1990 erhielt sie den Preis beim VDMK-Wettbewerb Berlin in der Sparte Oper-Operette-Konzert. Drei Jahre später einen weiteren Preis im Bereich Musical-Chanson-Song. Von 1998 bis 2003 war Marlis Petersen Ensemblemitglied der Deutschen Oper am Rhein in Düsseldorf/Duisburg. Eine zentrale Rolle in Marlis Petersens Opernlaufbahn ist Alban Bergs Protagonistin „Lulu“. 2002 gab sie als „Lulu“ ihr Debüt an der Wiener Staatsoper. Als Mozarts Königin der Nacht debütierte sie 2004 an der Bayerischen Staatsoper München und als Nachtigall am Grand Théâtre de Genéve in „Die Vögel“ von Walter Braunfeld.
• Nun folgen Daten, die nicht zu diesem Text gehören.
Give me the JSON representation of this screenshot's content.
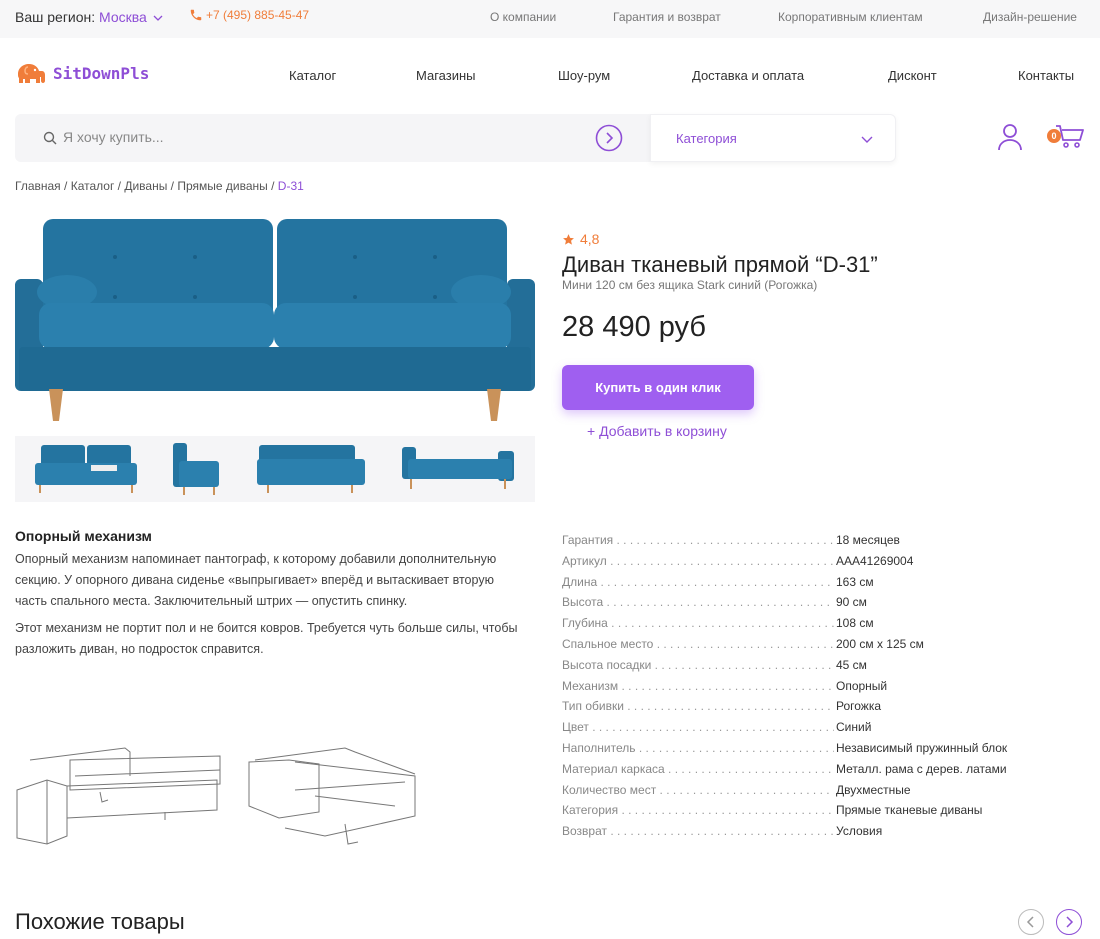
{
  "topbar": {
    "region_label": "Ваш регион:",
    "region_city": "Москва",
    "phone": "+7 (495) 885-45-47",
    "links": [
      "О компании",
      "Гарантия и возврат",
      "Корпоративным клиентам",
      "Дизайн-решение"
    ]
  },
  "brand": {
    "name": "SitDownPls",
    "accent": "#8e4ed6",
    "orange": "#f07d3a"
  },
  "nav": [
    "Каталог",
    "Магазины",
    "Шоу-рум",
    "Доставка и оплата",
    "Дисконт",
    "Контакты"
  ],
  "search": {
    "placeholder": "Я хочу купить...",
    "category": "Категория"
  },
  "cart": {
    "count": "0"
  },
  "breadcrumbs": [
    "Главная",
    "Каталог",
    "Диваны",
    "Прямые диваны",
    "D-31"
  ],
  "product": {
    "rating": "4,8",
    "title": "Диван тканевый прямой “D-31”",
    "subtitle": "Мини 120 см без ящика Stark синий (Рогожка)",
    "price": "28 490 руб",
    "buy_label": "Купить в один клик",
    "add_label": "+ Добавить в корзину"
  },
  "mechanism": {
    "title": "Опорный механизм",
    "p1": "Опорный механизм напоминает пантограф, к которому добавили дополнительную секцию. У опорного дивана сиденье «выпрыгивает» вперёд и вытаскивает вторую часть спального места. Заключительный штрих — опустить спинку.",
    "p2": "Этот механизм не портит пол и не боится ковров. Требуется чуть больше силы, чтобы разложить диван, но подросток справится."
  },
  "specs": [
    {
      "k": "Гарантия",
      "v": "18 месяцев"
    },
    {
      "k": "Артикул",
      "v": "AAA41269004"
    },
    {
      "k": "Длина",
      "v": "163 см"
    },
    {
      "k": "Высота",
      "v": "90 см"
    },
    {
      "k": "Глубина",
      "v": "108 см"
    },
    {
      "k": "Спальное место",
      "v": "200 см х 125 см"
    },
    {
      "k": "Высота посадки",
      "v": "45 см"
    },
    {
      "k": "Механизм",
      "v": "Опорный"
    },
    {
      "k": "Тип обивки",
      "v": "Рогожка"
    },
    {
      "k": "Цвет",
      "v": "Синий"
    },
    {
      "k": "Наполнитель",
      "v": "Независимый пружинный блок"
    },
    {
      "k": "Материал каркаса",
      "v": "Металл. рама с дерев. латами"
    },
    {
      "k": "Количество мест",
      "v": "Двухместные"
    },
    {
      "k": "Категория",
      "v": "Прямые тканевые диваны"
    },
    {
      "k": "Возврат",
      "v": "Условия"
    }
  ],
  "similar": {
    "title": "Похожие товары"
  }
}
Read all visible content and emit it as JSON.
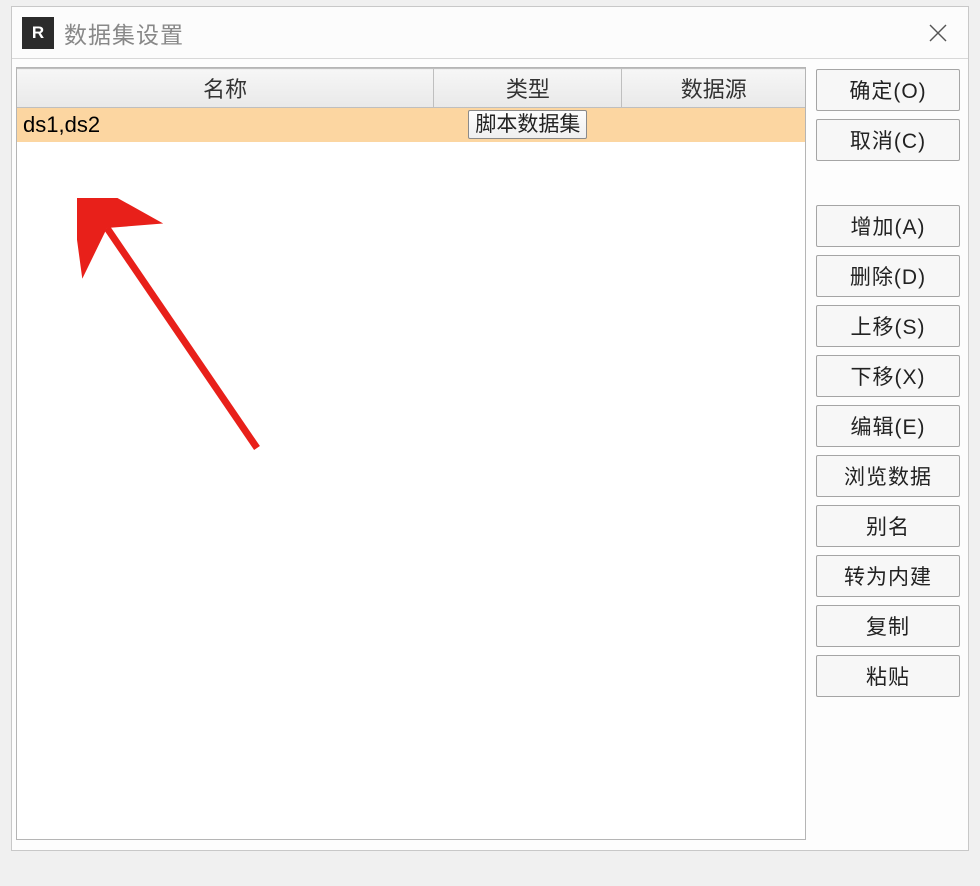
{
  "window": {
    "title": "数据集设置",
    "app_icon_letter": "R"
  },
  "table": {
    "headers": {
      "name": "名称",
      "type": "类型",
      "source": "数据源"
    },
    "rows": [
      {
        "name": "ds1,ds2",
        "type": "脚本数据集",
        "source": ""
      }
    ]
  },
  "buttons": {
    "ok": "确定(O)",
    "cancel": "取消(C)",
    "add": "增加(A)",
    "delete": "删除(D)",
    "move_up": "上移(S)",
    "move_down": "下移(X)",
    "edit": "编辑(E)",
    "browse": "浏览数据",
    "alias": "别名",
    "to_builtin": "转为内建",
    "copy": "复制",
    "paste": "粘贴"
  },
  "annotation": {
    "arrow_color": "#e8201a"
  }
}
Im Sommer 2006 gastierte sie zum ersten Mal bei den Salzburger Festspielen mit Mozarts „Il re pastore“. Im März 2010 sprang sie innerhalb von zwei Tagen für die Premiere “Hamlet” in New York ein und wurde vom Publikum und den Medien als die sogenannte Retterin der MET gefeiert. Im gleichen Jahr wurde sie von der Zeitschrift Opernwelt zum zweiten Mal zur „Sängerin des Jahres“ gekürt. 2012 war sie überwiegend als Liedsängerin auf Tour.
Kaum jemand verkörpert abgründige Figuren so überzeugend wie Marlis Petersen.
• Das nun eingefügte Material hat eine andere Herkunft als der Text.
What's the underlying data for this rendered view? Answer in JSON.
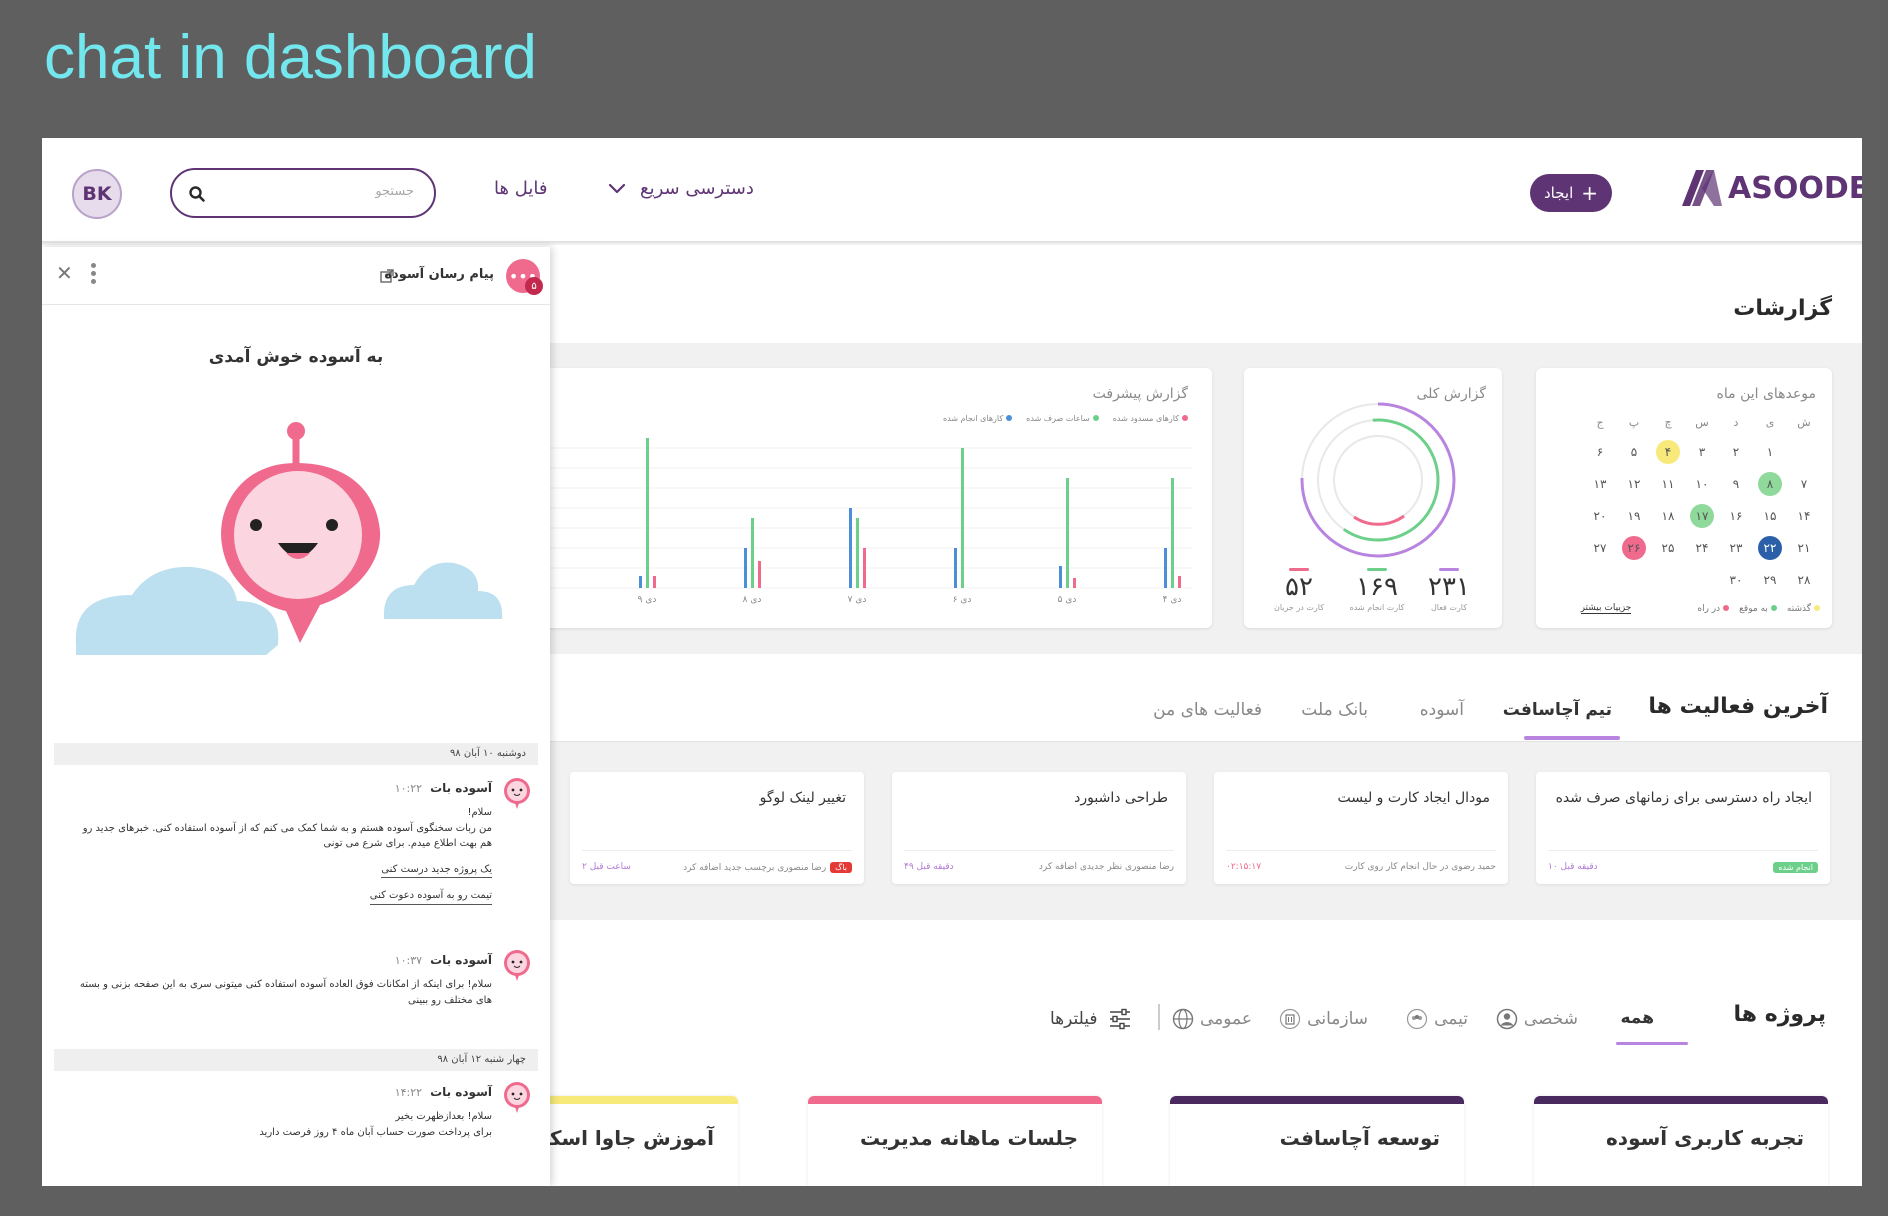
{
  "caption": "chat in dashboard",
  "header": {
    "avatar_initials": "BK",
    "search_placeholder": "جستجو",
    "nav_files": "فایل ها",
    "nav_quick_access": "دسترسی سریع",
    "create_label": "ایجاد",
    "logo_text": "ASOODE"
  },
  "reports": {
    "title": "گزارشات",
    "calendar": {
      "title": "موعدهای این ماه",
      "weekdays": [
        "ش",
        "ی",
        "د",
        "س",
        "چ",
        "پ",
        "ج"
      ],
      "rows": [
        [
          "",
          "۱",
          "۲",
          "۳",
          "۴",
          "۵",
          "۶"
        ],
        [
          "۷",
          "۸",
          "۹",
          "۱۰",
          "۱۱",
          "۱۲",
          "۱۳"
        ],
        [
          "۱۴",
          "۱۵",
          "۱۶",
          "۱۷",
          "۱۸",
          "۱۹",
          "۲۰"
        ],
        [
          "۲۱",
          "۲۲",
          "۲۳",
          "۲۴",
          "۲۵",
          "۲۶",
          "۲۷"
        ],
        [
          "۲۸",
          "۲۹",
          "۳۰",
          "",
          "",
          "",
          ""
        ]
      ],
      "legend": [
        "گذشته",
        "به موقع",
        "در راه"
      ],
      "details_link": "جزییات بیشتر",
      "colors": {
        "past": "#f7e97a",
        "ontime": "#8fd99b",
        "incoming": "#ef6a8d",
        "today": "#2b5fa8"
      }
    },
    "overall": {
      "title": "گزارش کلی",
      "stats": [
        {
          "value": "۲۳۱",
          "label": "کارت فعال",
          "color": "#b884e0"
        },
        {
          "value": "۱۶۹",
          "label": "کارت انجام شده",
          "color": "#6dd08a"
        },
        {
          "value": "۵۲",
          "label": "کارت در جریان",
          "color": "#ef6a8d"
        }
      ]
    },
    "progress": {
      "title": "گزارش پیشرفت",
      "legend": [
        {
          "label": "کارهای مسدود شده",
          "color": "#ef6a8d"
        },
        {
          "label": "ساعات صرف شده",
          "color": "#6dd08a"
        },
        {
          "label": "کارهای انجام شده",
          "color": "#4a8fd8"
        }
      ]
    }
  },
  "chart_data": {
    "type": "bar",
    "title": "گزارش پیشرفت",
    "categories": [
      "۴ دی",
      "۵ دی",
      "۶ دی",
      "۷ دی",
      "۸ دی",
      "۹ دی"
    ],
    "series": [
      {
        "name": "کارهای انجام شده",
        "values": [
          40,
          22,
          40,
          80,
          40,
          12
        ]
      },
      {
        "name": "ساعات صرف شده",
        "values": [
          110,
          110,
          140,
          70,
          70,
          150
        ]
      },
      {
        "name": "کارهای مسدود شده",
        "values": [
          12,
          10,
          0,
          40,
          27,
          12
        ]
      }
    ]
  },
  "activities": {
    "title": "آخرین فعالیت ها",
    "tabs": [
      "تیم آچاسافت",
      "آسوده",
      "بانک ملت",
      "فعالیت های من"
    ],
    "cards": [
      {
        "title": "ایجاد راه دسترسی برای زمانهای صرف شده",
        "badge": "انجام شده",
        "badge_color": "#6dd08a",
        "who": "",
        "when": "۱۰ دقیقه قبل"
      },
      {
        "title": "مودال ایجاد کارت و لیست",
        "badge": "",
        "badge_color": "",
        "who": "حمید رضوی در حال انجام کار روی کارت",
        "when": "۰۲:۱۵:۱۷"
      },
      {
        "title": "طراحی داشبورد",
        "badge": "",
        "badge_color": "",
        "who": "رضا منصوری نظر جدیدی اضافه کرد",
        "when": "۴۹ دقیقه قبل"
      },
      {
        "title": "تغییر لینک لوگو",
        "badge": "باگ",
        "badge_color": "#e53935",
        "who": "رضا منصوری برچسب جدید اضافه کرد",
        "when": "۲ ساعت قبل"
      }
    ]
  },
  "projects": {
    "title": "پروژه ها",
    "tabs": [
      "همه",
      "شخصی",
      "تیمی",
      "سازمانی",
      "عمومی"
    ],
    "filters_label": "فیلترها",
    "cards": [
      {
        "name": "تجربه کاربری آسوده",
        "color": "#4a2a5e"
      },
      {
        "name": "توسعه آچاسافت",
        "color": "#4a2a5e"
      },
      {
        "name": "جلسات ماهانه مدیریت",
        "color": "#ef6a8d"
      },
      {
        "name": "آموزش جاوا اسکریپت",
        "color": "#f7e97a"
      }
    ]
  },
  "chat": {
    "title": "پیام رسان آسوده",
    "unread": "۵",
    "welcome": "به آسوده خوش آمدی",
    "date1": "دوشنبه ۱۰ آبان ۹۸",
    "date2": "چهار شنبه ۱۲ آبان ۹۸",
    "messages": [
      {
        "name": "آسوده بات",
        "time": "۱۰:۲۲",
        "lines": [
          "سلام!",
          "من ربات سخنگوی آسوده هستم و به شما کمک می کنم که از آسوده استفاده کنی. خبرهای جدید رو هم بهت اطلاع میدم. برای شرع می تونی"
        ],
        "links": [
          "یک پروژه جدید درست کنی",
          "تیمت رو به آسوده دعوت کنی"
        ]
      },
      {
        "name": "آسوده بات",
        "time": "۱۰:۳۷",
        "lines": [
          "سلام! برای اینکه از امکانات فوق العاده آسوده استفاده کنی میتونی سری به این صفحه بزنی و بسته های مختلف رو ببینی"
        ],
        "links": []
      },
      {
        "name": "آسوده بات",
        "time": "۱۴:۲۲",
        "lines": [
          "سلام! بعدازظهرت بخیر",
          "برای پرداخت صورت حساب آبان ماه ۴ روز فرصت دارید"
        ],
        "links": []
      }
    ]
  }
}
Fast zwei Jahrzehnte lang faszinierte sie als „Lulu“. 2015 wurde sie für die „Lulu“ zum dritten Mal zur „Sängerin des Jahres“ gewählt. „Eine Rolle, die man besetzt und von der man besessen wird“. Bis zu jenem Tag, als sie ihr Limit erreichte. 2015 holte sie sich eine blutige Nase in der „Lulu“ an der Bayerischen Staatsoper: Im zweiten Akt war sie gegen eine Wand des Glas-Labyrinths geprallt. Mit gereichtem Taschentuch und Blutspritzern auf dem weißen Kleid zog sie professionell die Vorstellung durch und bewies ihre wahre Bühnennatur.
Was die Kunstwelt und das Publikum an Marlis Petersen fasziniert, ist ihre lupenreine, kristallklare Stimme, ihre Bühnenpräsenz und die Fähigkeit der vollständigen Identifikation mit ihren Rollen. Sie spielte bereits Klavier und Querflöte, bevor sie sich jenem Instrument zuwandte, mit dem sie heute ihre Zuhörer begeistert. Als Konzertsängerin ist Marlis Petersen auf allen großen Podien zu Gast. Gastspiele in Europa und den USA ermöglichten die Zusammenarbeit mit ausgezeichneten Dirigenten. Sie ist eine ebenso gefragte Sängerin für den Bereich der Zeitgenössischen Musik.
Eine unverwechselbare Stimme in der Opernwelt.
„Ich muss jetzt nach 25 Jahren Karriere eher schauen, dass ich Momente finde, wo ich wirklich einfach nicht singe. Schweigen wird immer wichtiger.“ Vor einem Konzert müsse sie als Sängerin sehr bewusst mit sich umgehen – Ruhe, Spazierengehen, frische Luft, das tut ihr gut. „Ich habe mir angewöhnt zu lauschen, was die Stimme heute braucht: Sing` ich mich schon morgens ein, wenn ich abends Konzert habe oder lasse ich den Morgen komplett zu meinem freien Raum werden und sing mich erst abends ein? Es ist wirklich sehr abhängig von dem Moment.“ Wenn es ihr Tourneeplan erlaubt, zieht sich Marlis Petersen nach Griechenland zurück. Sie lebt in Athen und auf der Halbinsel Peleponnes, wo sie ihre eigenen Oliven anbaut und mit Begeisterung erntet. Ihre Naturverbundenheit zeigt sich auch in ihrer CD-Trilogie „Dimensionen“. In den nächsten Jahren möchte sie sich vermehrt dem Genre Lied widmen. Geplant sind CD-Aufnahmen, Liederabende und Konzerte auf den weltweiten Podien.